The title of the dissertation that Sluiter defended on 7 June 1990 was Ancient grammar in context. Contributions to the study of ancient linguistic thought. It was the stepping stone to the research that has been a driving force for her ever since: ancient ideas about language and literature, ancient norms and values, cultural identity, freedom of expression. ‘Ancient Greek language and culture: a wonderful and complex world, from which we have inherited our culture; an alien society to us.’

Task

What does she mean about the Spinoza Prize being a task?. Sluiter: ‘If I wanted to shut myself away for five years to write another book – and that’s not such a bad idea – it would quite simply not cost so much money. And it would go against the idea of the interwovenness of research and teaching. On the other hand, time is the most important thing you can give a humanities scholar, so I have to really think about how I will organise things so that I make enough time for my own research.’

Impetus

A bas-relief of Nikè, the goddess of conquest, in Ephesus.
A bas-relief of Nikè, the goddess of conquest, in Ephesus.

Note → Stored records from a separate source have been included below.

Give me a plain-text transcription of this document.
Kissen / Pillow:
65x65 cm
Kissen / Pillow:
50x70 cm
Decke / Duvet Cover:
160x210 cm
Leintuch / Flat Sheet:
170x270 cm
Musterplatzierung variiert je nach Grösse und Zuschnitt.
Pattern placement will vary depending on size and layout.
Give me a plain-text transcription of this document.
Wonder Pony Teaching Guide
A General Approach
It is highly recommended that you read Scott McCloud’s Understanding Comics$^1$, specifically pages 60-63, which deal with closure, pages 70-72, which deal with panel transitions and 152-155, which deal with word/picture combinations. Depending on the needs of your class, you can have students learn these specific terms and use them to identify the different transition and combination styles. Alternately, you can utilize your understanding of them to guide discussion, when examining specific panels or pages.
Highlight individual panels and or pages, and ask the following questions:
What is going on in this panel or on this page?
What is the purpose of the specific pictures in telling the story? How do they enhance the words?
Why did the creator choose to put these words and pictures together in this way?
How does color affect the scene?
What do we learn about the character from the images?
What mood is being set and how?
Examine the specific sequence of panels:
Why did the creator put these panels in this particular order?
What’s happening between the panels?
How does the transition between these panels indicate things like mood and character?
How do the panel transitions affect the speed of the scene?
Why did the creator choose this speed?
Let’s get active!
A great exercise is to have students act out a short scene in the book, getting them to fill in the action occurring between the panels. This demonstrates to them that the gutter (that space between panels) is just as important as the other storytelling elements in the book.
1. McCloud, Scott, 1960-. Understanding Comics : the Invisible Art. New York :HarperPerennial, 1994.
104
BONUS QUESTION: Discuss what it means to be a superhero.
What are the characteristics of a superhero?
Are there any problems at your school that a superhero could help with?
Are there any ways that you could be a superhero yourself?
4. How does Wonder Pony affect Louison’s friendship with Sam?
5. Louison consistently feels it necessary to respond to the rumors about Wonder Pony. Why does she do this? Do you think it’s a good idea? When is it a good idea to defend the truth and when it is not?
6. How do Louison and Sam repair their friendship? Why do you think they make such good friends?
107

There’s no doubt about it; that book will certainly be written. Sluiter comments: ‘But this prize also offers a wonderful opportunity to give a significant impetus to my whole field of research, and I have ideas enough about how. I will use part of the prize to apply to a new research theme, but I first want to discuss it with a number of people. I’ll be able to tell you more about that in the autumn when the prize is actually awarded. When I think about it, it’s that impetus for my research that is most important for me.’

 

New Greek-Dutch dictionary

Sluiter intends to use at least part of the money for the collaboration between pre-university education (VWO) and the universities. Classicists are working on a new Greek-Dutch dictionary for use at VWO level and in the early bachelor’s years, as well as for anyone who needs ancient Greek, such as theologists and philosophers. ‘To date the project has been held together by financial improvisation,’ Sluiter explains, ‘but it now looks a lot brighter. A good foundation in Greek at pre-university level is essential for the success of our university programmes and consequently also for research. And a good dictionary that is founded on sensible linguistic principles really is a fundamental resource.’

Workshops

in the coming years Sluiter wants to invite an array of leading international researchers to give workshops, lectures and talks for her department of Greek and Latin language and culture in Leiden, for research master’s students and the national classics research school OIKOS. Sluiter: ‘This will give our young researchers a good picture of the latest developments in my field and it will also give them access to an international network at the very start of their career.’

PhD candidates

Finally, she intends to appoint a number of PhD candidates. Some of these will be for research that she herself will initiate, but she also wants to offer opportunities to young researchers with their own innovative ideas. ‘We have an excellent group of classicists in the Netherlands and particularly in Leiden, and I am really looking forward to doing some exciting new research with them. The most dynamic research often takes place at the interface between different disciplines, within Humanities, but also further afield. It is often difficult to find funding for such truly interdisciplinary research. But not now!’

Ineke Sluiter (Amsterdam 1959) studied Classical Languages at the Vrije Universiteit, Amsterdam, where she also obtained her PhD, with honours. After a post-doc from the KNAW and research grants at the Center for Hellenic Studies (Harvard; Washington DC, 1994/5) and the Institute for Advanced Study (Princeton, 1996/7), she became Associate Professor at the University of Pennsylvania (Philadelphia). In 1999 she was appointed Professor of Greek Language and Literature in Leiden. Since 2000 she has been Academic Director of OIKOS, the National Research School in Classical Studies, in the Netherlands.
Sluiter has already won prizes both for her research and teaching, and has given a number of prestigious lectures, including the lecture at the 430th Dies Natalis of Leiden University in 2005.